In Hatten v. State, 698 So.2d 899 (Fla. 5th DCA 1997), this court reversed the summary denial of a Rule 3.850 motion which alleged that the defendant had supplied the names of witnesses who would impeach the victim's identification testimony, as well as the name of an alibi witness. In reversing, the court revealed that the only evidence connecting the defendant to the robbery was the victim's identification and concluded that the potential exculpatory testimony may have changed the outcome. Likewise, an evidentiary hearing on Lopez's 3.850 motion is required in the instant case. The record establishes that the only evidence connecting the defendant to the crime was the identification of Lopez by two witnesses, one of which was questionable and the other one failed to mention a limp.
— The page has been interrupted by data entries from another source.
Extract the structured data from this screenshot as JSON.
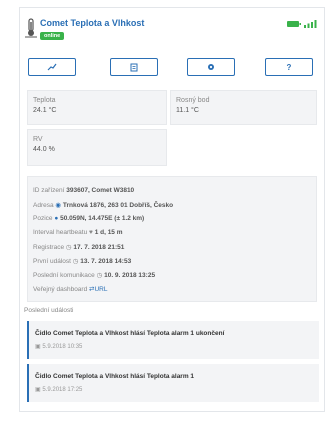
{
  "device": {
    "title": "Comet Teplota a Vlhkost",
    "status": "online"
  },
  "buttons": {
    "chart": "chart-icon",
    "doc": "document-icon",
    "settings": "gear-icon",
    "help": "?"
  },
  "readings": {
    "temp_label": "Teplota",
    "temp_value": "24.1 °C",
    "dew_label": "Rosný bod",
    "dew_value": "11.1 °C",
    "rh_label": "RV",
    "rh_value": "44.0 %"
  },
  "info": {
    "id_label": "ID zařízení",
    "id_value": "393607, Comet W3810",
    "address_label": "Adresa",
    "address_value": "Trnková 1876, 263 01 Dobříš, Česko",
    "position_label": "Pozice",
    "position_value": "50.059N, 14.475E (± 1.2 km)",
    "heartbeat_label": "Interval heartbeatu",
    "heartbeat_value": "1 d, 15 m",
    "registration_label": "Registrace",
    "registration_value": "17. 7. 2018 21:51",
    "first_event_label": "První událost",
    "first_event_value": "13. 7. 2018 14:53",
    "last_comm_label": "Poslední komunikace",
    "last_comm_value": "10. 9. 2018 13:25",
    "dashboard_label": "Veřejný dashboard",
    "dashboard_value": "URL"
  },
  "events": {
    "heading": "Poslední události",
    "items": [
      {
        "title": "Čidlo Comet Teplota a Vlhkost hlásí Teplota alarm 1 ukončení",
        "date": "5.9.2018 10:35"
      },
      {
        "title": "Čidlo Comet Teplota a Vlhkost hlásí Teplota alarm 1",
        "date": "5.9.2018 17:25"
      }
    ]
  },
  "colors": {
    "accent": "#2a6fb5",
    "online": "#39b24a",
    "card_bg": "#f3f4f6"
  }
}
Defense counsel's knowledge of Lopez's physical impairment in light of the questionable identification of Lopez as the alleged perpetrator of the crime by the witnesses at trial, together with the social security report verifying an impairment, is legally sufficient to raise an issue of ineffective assistance. Knowing that such an impairment existed but failing to present evidence to impeach the questionable identification cannot be justified as a strategic decision without an evidentiary hearing on Lopez's 3.850 motion. See, e.g., Hall v. State, 754 So.2d 70 (Fla. 4th DCA 2000); Solomon v. State, 741 So.2d 1211 (Fla. 5th DCA 1999).
The summary denial of the 3.850 motion is vacated as to this issue only and we remand for an evidentiary hearing. We reject all of the other issues raised by Lopez and affirm the trial court's summary denial of those.
Peterson, Sawaya and Pleus, JJ., Concur.